É o guru das curas de males das mais diversas origens: enxaqueca, dor de dente, unha encravada, coceira, câncer, SIDA ou AIDS, dor de cotovelo, dor de corno, paraplegia, tetraplegia e, imaginem, até casos de ressurreição, conforme relatos nos programas de suas rádios, jornais e rede de televisão.
Se aquele famoso Nazareno por aqui aparecesse, seguramente não seria aprovado nem para auxiliar de palco nas sessões engendradas em seus estabelecimentos comerciais.

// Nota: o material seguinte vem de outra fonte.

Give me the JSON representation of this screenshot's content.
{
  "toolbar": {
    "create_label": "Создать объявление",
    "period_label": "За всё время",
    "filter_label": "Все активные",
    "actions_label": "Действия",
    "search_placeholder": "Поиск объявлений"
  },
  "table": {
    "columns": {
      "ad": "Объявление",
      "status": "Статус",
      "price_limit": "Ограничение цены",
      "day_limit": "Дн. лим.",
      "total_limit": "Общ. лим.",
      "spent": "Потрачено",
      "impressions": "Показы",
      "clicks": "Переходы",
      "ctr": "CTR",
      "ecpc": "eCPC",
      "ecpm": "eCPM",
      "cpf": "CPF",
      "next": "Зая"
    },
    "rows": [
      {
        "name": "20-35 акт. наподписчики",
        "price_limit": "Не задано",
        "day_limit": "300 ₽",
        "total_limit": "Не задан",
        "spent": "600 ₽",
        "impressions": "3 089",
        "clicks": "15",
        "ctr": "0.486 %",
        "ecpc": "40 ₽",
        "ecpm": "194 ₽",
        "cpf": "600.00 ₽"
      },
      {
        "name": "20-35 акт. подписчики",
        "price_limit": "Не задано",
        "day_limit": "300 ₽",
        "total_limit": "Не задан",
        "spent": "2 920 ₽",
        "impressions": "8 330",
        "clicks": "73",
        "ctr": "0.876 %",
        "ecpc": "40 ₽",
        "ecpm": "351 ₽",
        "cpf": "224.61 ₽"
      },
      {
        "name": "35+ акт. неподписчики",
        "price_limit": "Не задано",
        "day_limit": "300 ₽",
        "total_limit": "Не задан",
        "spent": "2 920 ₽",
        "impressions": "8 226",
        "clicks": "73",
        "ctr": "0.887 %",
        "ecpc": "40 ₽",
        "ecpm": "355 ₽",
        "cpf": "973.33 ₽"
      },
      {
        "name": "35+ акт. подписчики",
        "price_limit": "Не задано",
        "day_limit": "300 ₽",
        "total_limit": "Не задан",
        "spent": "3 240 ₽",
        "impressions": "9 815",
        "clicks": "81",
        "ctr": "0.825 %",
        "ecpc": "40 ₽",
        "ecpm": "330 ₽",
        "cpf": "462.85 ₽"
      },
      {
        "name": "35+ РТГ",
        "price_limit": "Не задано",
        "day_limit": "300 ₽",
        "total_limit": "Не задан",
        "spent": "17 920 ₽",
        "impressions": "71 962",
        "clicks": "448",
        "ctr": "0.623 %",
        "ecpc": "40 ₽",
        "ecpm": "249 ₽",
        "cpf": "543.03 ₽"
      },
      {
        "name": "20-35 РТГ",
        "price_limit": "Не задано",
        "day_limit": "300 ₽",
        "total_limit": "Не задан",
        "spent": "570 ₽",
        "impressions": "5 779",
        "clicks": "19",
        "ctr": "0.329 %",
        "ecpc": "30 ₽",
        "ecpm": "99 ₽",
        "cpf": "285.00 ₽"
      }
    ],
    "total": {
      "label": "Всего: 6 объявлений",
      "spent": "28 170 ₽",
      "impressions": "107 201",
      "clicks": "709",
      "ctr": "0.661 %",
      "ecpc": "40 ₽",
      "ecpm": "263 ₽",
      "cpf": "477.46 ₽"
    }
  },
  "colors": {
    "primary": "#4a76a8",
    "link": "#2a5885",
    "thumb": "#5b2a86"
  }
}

Chico Placebo comanda um conglomerado, fundado no Rio de Janeiro há 37 anos, com tentáculos por todos os continentes, numa confirmação de que se trata de um negócio é altamente rentável.
Ele insiste em negar sua condição de bilionário, mas a conceituadíssima revista Forbes o coloca no topo da lista dos empresários mais bem sucedidos do seu ramo de negócio. E vale lembrar que o método de avaliação da Forbes é baseado em dados de demonstrações contábeis das organizações capitaneadas pelos frequentadores de tal lista.
Tratam-se de números com acesso restrito, os quais podem ser infinitamente superiores, considerando-se que o registro contábil do emaranhado das transações desse ramo de negócio é apenas gerencial, onde as normas e princípios contábeis geralmente aceitos não são aplicados em sua essência.
A obscuridade é a tônica dos negócios, tanto assim que órgãos da justiça tentam (?) há décadas, sem sucesso, desvendar algumas de suas operações de origem duvidosa, mas poderoso corpo jurídico, regiamente remunerado, cuida para que tal situação assim permaneça per omnia secula seculorum. Amém, aleluia, irmãos.